The aim is for the “sponge city” to put an end to this environmental pollution by literally sucking up the excess water. The effort involved is considerable. Under Potsdamer Platz, for example, the rainwater is stored in underground cisterns, because the Piano Lake must not get too deep, and is used to irrigate green roofs or lawns in the surrounding area. This also has an effect on the urban climate as a whole. “It has a balancing effect on temperature, humidity and dust generation,” explain the initiators.
From the shower to the fish farm
A few hundred metres further away is “Block 6” in the Kreuzberg district. There, scientists from the Technical University are testing how, in addition to rainwater, so-called “grey water”, i.e. wastewater from showering or washing up, can be treated and used for food production. 250 households channel their grey water into a pond in the middle of the block, in which plants clean the wastewater. In addition, the researchers breed plants and fish with the nutrient-rich, but of course already purified, water.
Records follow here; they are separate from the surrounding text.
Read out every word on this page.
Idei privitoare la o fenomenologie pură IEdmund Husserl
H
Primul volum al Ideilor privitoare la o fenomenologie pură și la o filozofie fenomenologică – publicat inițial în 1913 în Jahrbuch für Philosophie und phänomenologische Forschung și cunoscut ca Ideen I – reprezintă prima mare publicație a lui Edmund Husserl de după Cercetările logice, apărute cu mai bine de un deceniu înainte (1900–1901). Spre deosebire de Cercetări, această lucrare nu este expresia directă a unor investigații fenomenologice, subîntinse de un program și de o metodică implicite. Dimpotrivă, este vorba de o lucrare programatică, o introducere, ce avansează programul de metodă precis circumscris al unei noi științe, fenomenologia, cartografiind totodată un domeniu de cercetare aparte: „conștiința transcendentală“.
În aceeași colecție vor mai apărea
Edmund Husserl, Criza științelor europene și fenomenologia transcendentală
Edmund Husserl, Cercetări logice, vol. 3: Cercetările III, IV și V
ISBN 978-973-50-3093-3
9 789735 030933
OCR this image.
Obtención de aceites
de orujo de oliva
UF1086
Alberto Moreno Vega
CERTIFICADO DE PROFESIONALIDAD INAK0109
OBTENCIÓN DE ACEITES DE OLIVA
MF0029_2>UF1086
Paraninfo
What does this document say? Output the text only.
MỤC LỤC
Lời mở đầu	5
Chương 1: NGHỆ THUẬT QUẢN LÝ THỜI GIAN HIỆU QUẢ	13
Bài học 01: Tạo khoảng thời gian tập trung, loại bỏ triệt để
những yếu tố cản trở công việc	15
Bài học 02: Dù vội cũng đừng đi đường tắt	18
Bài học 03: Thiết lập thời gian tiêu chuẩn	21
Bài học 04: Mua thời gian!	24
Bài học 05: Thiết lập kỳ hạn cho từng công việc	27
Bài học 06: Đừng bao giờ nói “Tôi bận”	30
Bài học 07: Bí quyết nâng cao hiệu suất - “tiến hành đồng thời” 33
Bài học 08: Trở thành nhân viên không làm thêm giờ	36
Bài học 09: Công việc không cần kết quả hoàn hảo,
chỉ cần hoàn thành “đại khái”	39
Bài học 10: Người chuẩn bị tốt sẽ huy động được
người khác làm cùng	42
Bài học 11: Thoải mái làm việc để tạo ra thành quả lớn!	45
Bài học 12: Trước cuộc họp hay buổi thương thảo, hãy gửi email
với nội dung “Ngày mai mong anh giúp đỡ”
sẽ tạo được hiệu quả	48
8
Entire districts in Berlin are now being designed and built in such a way that every drop of rainwater can be reused. In the Adlershof Science Campus, as in the Karow Nord residential area, there are no longer any drains. Rain is stored or used immediately for green areas on roofs or between the buildings. The new city district planned to be built on the site of the former Tegel Airport will also implement extensive rainwater management.
Giant reservoirs underground
The water companies are also creating storage facilities both above and below ground. There is a new football field, but what passers-by hardly notice is that the pitch is 30 centimetres below the ground surface in order to collect rainwater if necessary. Meanwhile, at another location they have built an underground storage tank which can hold 300,000 cubic meters of water. That corresponds to a cube with an edge length of a good 67 metres. “Berlin is at the forefront in Germany on this topic,” says Natz. “Every raindrop that does not flow into the canal is a good raindrop.”
The situation, however, is not quite that rosy. The rainwater management agency implementing the concept has only five employees working on the project – somewhat meagre for a city with over three millions inhabitants. In addition – the legal requirements to build rainwater-friendly buildings only apply to part of the building industry, and there, too, cisterns compete with “valuable” underground parking space. For existing buildings, there is still a complete lack of a know-how on how to make sustainable use of rainwater. “We are still looking for solutions,” admits spokesman Natz. That is why it is still going to take some time before the sponge completely absorbs the increasingly precious rainwater and uses it in an ecologically sensible way.